Hey everyone,
I'm confronting a difficult problem and I'm reaching out for help. I am trying to get to sulfonamide (1). Eventually I'd like to try other functional groups on the sulfur side, but tosyl or benzene seems a good place to start
I am starting with 2-Hydroxy-4-nitrobenzaldehyde. Ive done several approaches trying to mildly reduce the nitro without touching the aldehyde, but I think it has been either reduced, not reacted, or oligomerized (unsurprisingly).

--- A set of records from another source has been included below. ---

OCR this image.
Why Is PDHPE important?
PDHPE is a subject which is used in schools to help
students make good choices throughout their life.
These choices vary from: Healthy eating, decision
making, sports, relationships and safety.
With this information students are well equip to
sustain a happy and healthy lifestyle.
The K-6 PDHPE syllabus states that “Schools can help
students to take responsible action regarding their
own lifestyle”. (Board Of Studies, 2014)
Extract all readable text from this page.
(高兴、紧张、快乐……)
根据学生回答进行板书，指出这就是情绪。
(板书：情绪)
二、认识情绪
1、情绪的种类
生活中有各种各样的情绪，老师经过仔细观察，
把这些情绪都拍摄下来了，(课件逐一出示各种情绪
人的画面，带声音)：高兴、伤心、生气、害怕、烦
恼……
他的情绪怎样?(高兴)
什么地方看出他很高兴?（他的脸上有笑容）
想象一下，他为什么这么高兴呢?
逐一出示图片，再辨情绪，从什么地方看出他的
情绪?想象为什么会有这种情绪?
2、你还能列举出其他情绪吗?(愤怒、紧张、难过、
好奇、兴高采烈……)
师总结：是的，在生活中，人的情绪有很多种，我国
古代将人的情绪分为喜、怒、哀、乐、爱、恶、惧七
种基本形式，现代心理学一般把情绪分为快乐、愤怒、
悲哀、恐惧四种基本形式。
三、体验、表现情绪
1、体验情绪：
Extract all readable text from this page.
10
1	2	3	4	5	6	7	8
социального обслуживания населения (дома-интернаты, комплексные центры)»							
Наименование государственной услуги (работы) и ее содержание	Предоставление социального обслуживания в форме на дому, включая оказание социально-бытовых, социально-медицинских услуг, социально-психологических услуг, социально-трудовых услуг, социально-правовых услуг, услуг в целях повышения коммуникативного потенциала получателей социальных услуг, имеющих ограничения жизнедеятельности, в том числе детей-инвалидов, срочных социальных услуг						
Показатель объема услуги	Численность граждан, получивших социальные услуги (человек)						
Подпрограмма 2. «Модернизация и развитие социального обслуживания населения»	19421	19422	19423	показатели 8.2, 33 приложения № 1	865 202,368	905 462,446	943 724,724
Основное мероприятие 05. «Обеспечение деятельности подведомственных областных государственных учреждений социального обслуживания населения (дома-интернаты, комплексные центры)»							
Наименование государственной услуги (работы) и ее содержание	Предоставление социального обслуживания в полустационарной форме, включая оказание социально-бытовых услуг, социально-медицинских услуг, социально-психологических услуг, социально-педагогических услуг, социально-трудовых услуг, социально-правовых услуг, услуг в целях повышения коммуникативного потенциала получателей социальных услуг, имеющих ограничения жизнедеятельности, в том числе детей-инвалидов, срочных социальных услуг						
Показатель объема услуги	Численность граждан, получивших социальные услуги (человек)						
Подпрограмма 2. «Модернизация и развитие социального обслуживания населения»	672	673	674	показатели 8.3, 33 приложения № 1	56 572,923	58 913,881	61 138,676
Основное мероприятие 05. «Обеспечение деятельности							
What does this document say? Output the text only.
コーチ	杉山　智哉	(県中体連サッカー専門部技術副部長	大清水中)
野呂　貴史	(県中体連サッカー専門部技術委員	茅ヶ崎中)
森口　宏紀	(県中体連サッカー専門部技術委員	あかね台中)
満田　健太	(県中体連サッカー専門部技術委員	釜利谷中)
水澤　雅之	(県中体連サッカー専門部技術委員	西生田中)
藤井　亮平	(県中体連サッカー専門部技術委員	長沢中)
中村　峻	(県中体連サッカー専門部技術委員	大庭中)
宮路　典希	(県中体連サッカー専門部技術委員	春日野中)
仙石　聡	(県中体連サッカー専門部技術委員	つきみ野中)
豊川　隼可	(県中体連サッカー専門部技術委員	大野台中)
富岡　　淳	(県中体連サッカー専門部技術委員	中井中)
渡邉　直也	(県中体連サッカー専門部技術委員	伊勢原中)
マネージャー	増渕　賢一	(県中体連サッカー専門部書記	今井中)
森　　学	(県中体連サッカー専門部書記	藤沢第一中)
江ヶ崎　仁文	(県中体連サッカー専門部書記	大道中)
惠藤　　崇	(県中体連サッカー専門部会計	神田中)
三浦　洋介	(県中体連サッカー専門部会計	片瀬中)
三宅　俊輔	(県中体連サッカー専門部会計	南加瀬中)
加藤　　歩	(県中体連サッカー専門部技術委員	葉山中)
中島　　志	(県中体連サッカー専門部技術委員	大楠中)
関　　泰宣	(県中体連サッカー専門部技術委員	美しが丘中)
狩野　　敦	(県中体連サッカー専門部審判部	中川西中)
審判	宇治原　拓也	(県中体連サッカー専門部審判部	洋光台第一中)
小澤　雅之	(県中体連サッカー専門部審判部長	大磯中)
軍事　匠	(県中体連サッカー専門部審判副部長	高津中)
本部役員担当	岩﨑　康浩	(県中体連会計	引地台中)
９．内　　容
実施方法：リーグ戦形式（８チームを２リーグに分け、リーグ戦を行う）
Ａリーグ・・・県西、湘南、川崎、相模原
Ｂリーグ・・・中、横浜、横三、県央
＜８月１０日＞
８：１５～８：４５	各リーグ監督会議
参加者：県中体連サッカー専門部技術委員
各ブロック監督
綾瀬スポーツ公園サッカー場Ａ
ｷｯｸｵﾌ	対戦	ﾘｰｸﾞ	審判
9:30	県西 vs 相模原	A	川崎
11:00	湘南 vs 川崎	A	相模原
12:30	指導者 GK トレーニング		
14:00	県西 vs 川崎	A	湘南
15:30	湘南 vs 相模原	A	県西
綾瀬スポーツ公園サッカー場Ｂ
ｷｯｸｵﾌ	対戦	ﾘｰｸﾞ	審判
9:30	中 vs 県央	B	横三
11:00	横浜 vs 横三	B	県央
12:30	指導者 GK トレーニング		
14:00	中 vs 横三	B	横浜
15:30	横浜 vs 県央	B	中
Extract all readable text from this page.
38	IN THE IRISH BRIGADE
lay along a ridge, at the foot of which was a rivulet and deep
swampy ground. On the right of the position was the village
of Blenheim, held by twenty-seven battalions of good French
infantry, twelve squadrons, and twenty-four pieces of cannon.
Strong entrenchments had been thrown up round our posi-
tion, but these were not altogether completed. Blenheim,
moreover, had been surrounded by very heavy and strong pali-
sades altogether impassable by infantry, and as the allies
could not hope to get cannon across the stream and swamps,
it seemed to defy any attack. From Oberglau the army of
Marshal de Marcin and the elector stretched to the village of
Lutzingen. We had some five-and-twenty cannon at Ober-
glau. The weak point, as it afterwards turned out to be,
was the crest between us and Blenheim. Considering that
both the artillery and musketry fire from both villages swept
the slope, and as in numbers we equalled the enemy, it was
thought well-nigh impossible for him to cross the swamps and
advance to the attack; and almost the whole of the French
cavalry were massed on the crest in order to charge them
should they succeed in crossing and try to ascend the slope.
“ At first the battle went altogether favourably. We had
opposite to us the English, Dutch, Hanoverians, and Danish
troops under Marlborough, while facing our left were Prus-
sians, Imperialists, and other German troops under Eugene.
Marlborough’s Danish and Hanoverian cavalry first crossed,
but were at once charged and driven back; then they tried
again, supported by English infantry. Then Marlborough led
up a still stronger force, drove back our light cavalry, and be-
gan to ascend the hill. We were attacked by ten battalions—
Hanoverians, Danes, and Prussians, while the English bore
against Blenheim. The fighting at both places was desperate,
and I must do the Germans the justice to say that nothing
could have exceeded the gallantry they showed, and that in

The scheme I am attempting now involving a simultaneous diemethyl acetal protection of the aldehyde along with the reduction of the nitro in one step as seen using phoshomolybdic acid in dry methanol, followed by NaBH4 in the same pot in this paper
http://www.sciencedirect.com/science/article/pii/0021951789902674 (Joshi et al. Journal of Catalysis 1989). I decided to try to basically "trap" the amine with the tosyl chloride, knowing that the workup would be tough for the intermediate, especially since if I deprotected the aldehyde with acid in the presence of the amine I could get Schiff base oligomers, and that I would be working with a pretty water soluble intermediate in my aminophenol.
I ended up with the acetal protected sulfonate ester with the nitro still intact (rather pure). I only did the reduction for 30 minutes, rotovapped the methanol, added THF and tosyl chloride and letting that stir overnight. Even if I push the nitro to better conversion, I don't feel confident in trying to separate sulfonamide and sulfonate ester without a column (not feasible industrially).
I've tried again, letting the nitro reduction step go for two days and pulled some aliquots, and I can't get much into my organic phase. I'm trying to figure how I can react the tosyl chloride at the amine while leaving the acetal intact so I don't get Schiff base side reaction. Just to be clear, in the end this pretty much has to be a one-pot-ish reaction from start to finish for it to be commercially viable. If anyone sees another, better pathway for this, I'm all ears. Sulfonyl chlorides react with anilines extremely readily in an almost "click" like fashion, so they can handle almost anything else in the pot aside from another very good nucleophile like phenolate. I also would be OK with exploring the sulfonyl being on the benzaldehyde side instead, but I couldn't find a starting material that contributed to that pathway.